Cheche aiguilles à tricoter

C'est un drame. J'avais promis un nouvel hamster au gamin, vu qu'on en perd beaucoup. Le vendeur a dit "Je n'en ai plus. Vous les mangez ou quoi?". Pour le calmer, le gamin, pas le vendeur, j'ai acheté six souris blanches. Nous sommes rentrés tous les huit à la maison et nous avons mis les six dans la cage à hamster. Erreur. J'aurais dû y penser. Les souris sont plus petites que le hamster. Elles sortent de la cage entre les barreaux. J'ai appelé à l'aide à Guantanamo mais on m'a répondu en étranger. Je ne connais pas un filet d'américain. J'ai passé une demi-nuit blanche car, à 04 heures du matin, j'ai abandonné de les remetre à chaque fois dans la cage.
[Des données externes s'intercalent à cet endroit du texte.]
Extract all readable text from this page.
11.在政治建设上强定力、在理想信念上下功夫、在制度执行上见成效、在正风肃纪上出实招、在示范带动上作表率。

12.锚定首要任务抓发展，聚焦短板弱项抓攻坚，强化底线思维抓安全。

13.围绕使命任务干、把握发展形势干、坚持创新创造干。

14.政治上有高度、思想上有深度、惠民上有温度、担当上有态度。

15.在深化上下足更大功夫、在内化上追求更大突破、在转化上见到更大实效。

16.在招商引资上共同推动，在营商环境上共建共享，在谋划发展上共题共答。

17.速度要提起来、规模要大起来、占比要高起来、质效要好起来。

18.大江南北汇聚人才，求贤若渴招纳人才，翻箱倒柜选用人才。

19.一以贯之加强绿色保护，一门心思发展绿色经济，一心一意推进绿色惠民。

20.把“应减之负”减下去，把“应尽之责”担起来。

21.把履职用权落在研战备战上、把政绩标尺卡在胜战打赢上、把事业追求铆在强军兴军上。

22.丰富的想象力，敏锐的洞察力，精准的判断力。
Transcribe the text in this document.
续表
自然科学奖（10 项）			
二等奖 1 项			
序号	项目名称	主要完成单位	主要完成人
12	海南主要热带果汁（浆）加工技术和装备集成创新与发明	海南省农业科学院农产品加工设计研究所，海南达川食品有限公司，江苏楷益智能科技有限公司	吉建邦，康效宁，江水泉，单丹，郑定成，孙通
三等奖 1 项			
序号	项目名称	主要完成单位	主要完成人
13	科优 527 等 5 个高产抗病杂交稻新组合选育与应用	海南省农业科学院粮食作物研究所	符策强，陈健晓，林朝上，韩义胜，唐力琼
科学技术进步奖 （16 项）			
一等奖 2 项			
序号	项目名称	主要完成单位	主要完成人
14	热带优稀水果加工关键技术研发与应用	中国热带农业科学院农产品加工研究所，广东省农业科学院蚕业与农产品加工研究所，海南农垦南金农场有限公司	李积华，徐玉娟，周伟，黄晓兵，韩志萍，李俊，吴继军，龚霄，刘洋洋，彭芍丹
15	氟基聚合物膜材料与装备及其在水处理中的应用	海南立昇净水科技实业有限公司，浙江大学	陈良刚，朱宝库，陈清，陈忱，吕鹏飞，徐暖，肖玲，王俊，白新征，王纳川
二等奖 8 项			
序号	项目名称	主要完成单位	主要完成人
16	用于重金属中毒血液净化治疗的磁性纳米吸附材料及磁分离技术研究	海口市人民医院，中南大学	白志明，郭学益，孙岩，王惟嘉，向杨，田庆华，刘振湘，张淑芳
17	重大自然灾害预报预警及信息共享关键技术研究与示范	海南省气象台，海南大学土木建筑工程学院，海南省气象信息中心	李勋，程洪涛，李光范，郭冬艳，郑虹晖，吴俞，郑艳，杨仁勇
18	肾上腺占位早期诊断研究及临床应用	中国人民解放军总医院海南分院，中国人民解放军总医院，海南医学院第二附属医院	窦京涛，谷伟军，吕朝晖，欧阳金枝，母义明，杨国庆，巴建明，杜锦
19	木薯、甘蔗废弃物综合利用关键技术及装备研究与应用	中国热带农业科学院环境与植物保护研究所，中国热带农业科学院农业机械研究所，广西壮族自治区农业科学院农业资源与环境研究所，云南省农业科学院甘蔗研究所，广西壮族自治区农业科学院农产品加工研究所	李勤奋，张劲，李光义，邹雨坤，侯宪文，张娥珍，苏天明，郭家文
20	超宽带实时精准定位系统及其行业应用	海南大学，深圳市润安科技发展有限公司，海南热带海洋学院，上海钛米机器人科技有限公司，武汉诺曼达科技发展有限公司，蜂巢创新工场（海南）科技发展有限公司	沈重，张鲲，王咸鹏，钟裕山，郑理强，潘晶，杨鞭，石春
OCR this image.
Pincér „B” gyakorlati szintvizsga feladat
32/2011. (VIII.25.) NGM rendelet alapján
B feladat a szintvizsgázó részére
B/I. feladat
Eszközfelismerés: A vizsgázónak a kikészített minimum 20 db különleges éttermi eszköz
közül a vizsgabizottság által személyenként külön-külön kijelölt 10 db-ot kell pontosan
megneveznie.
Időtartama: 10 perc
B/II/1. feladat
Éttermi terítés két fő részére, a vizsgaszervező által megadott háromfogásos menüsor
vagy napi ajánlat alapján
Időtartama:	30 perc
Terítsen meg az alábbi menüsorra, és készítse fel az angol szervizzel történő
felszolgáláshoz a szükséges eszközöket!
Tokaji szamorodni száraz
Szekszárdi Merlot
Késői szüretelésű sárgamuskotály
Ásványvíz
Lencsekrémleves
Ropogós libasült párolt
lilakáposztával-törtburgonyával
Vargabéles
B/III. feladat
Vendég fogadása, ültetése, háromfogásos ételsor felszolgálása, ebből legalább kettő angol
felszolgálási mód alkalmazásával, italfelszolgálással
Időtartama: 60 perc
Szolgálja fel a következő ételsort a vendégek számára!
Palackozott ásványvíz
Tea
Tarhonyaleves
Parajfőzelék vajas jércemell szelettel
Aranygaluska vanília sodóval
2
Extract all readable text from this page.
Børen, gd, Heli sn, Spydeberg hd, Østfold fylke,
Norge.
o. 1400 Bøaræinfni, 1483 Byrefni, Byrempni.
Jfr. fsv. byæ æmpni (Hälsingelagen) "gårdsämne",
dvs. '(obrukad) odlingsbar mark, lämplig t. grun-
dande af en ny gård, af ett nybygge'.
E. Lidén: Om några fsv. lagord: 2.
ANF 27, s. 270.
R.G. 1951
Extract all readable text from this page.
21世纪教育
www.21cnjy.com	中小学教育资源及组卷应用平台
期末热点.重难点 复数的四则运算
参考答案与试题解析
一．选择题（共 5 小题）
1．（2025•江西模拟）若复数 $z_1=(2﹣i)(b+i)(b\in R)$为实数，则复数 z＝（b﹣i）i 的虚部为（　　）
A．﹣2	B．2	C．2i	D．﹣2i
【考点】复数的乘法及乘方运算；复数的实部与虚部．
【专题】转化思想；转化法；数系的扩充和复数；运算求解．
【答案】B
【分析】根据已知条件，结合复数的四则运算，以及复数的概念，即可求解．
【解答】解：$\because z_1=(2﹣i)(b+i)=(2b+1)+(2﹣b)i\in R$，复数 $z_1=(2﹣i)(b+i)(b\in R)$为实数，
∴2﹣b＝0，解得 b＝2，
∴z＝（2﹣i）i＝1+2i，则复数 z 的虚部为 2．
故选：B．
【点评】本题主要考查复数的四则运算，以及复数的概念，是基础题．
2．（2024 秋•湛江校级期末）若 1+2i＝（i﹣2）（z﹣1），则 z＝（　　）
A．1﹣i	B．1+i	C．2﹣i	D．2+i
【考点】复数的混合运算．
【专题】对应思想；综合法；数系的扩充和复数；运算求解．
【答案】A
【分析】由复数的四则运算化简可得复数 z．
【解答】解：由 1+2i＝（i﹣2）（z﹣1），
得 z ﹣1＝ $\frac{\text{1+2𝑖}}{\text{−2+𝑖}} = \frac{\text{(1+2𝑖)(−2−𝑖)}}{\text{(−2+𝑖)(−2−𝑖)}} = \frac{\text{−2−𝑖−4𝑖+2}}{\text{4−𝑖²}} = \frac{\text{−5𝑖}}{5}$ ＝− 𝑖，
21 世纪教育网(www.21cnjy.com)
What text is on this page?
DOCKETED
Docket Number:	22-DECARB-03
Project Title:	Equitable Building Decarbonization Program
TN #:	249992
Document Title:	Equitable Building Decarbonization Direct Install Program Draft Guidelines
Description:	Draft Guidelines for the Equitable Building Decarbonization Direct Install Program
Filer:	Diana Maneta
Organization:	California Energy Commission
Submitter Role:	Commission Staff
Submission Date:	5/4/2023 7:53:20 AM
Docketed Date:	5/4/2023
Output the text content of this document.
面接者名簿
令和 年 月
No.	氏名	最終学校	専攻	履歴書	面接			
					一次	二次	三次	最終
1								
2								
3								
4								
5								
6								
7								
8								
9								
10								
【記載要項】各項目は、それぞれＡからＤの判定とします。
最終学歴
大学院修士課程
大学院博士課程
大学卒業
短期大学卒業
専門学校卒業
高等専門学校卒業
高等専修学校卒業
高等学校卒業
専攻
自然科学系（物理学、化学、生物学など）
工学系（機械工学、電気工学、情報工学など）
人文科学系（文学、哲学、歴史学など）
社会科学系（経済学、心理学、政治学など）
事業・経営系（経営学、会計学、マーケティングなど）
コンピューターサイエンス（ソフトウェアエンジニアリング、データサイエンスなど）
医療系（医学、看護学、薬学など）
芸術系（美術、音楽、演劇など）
J'achète six souris et j'en ai rattrapé huit cents dix-huit. C'était la pèche miraculeuse, la multiplication des croissants, la génération spontanée. J'ai l'air de rigoler mais en fait, mes nerfs craquent. Des souris blanches, avec une tête blanche, avec une queue blanche et avec des yeux rouges, la nuit, c'est effrayant, on dirait de petites voitures qui reculent. Je m'imaginais avec un képi et un sifflet en train de faire l'épouvantail à automobilistes place Meyser à l'heure de pointe. Au petit matin, je n'en ai plus vu qu'une. Elle faisait du nettoyage, elle mangeait un pop-corn qui avait dû rouler sous un meuble. Je me suis énervé. Quand le gamin m'a vu brandir la tapette à mouches, il a hurlé qu'il allait aller se plaindre chez le juge des enfants. C'est à ce moment que le génie s'est réveillé en moi. Je vais doubler les barreaux de la cage du hamster avec des aiguilles à tricoter. Mais je n'en ai pas, je ne sais pas tricoter et je garde mes chaussettes jusqu'à trois orteils qui dépassent. Plus, c'est inconfortable. Je cherche donc des aiguilles à tricoter, de 62 centimètres (c'est la longueur de la cage à Kiki) et de 38 centimètres (c'est la largeur).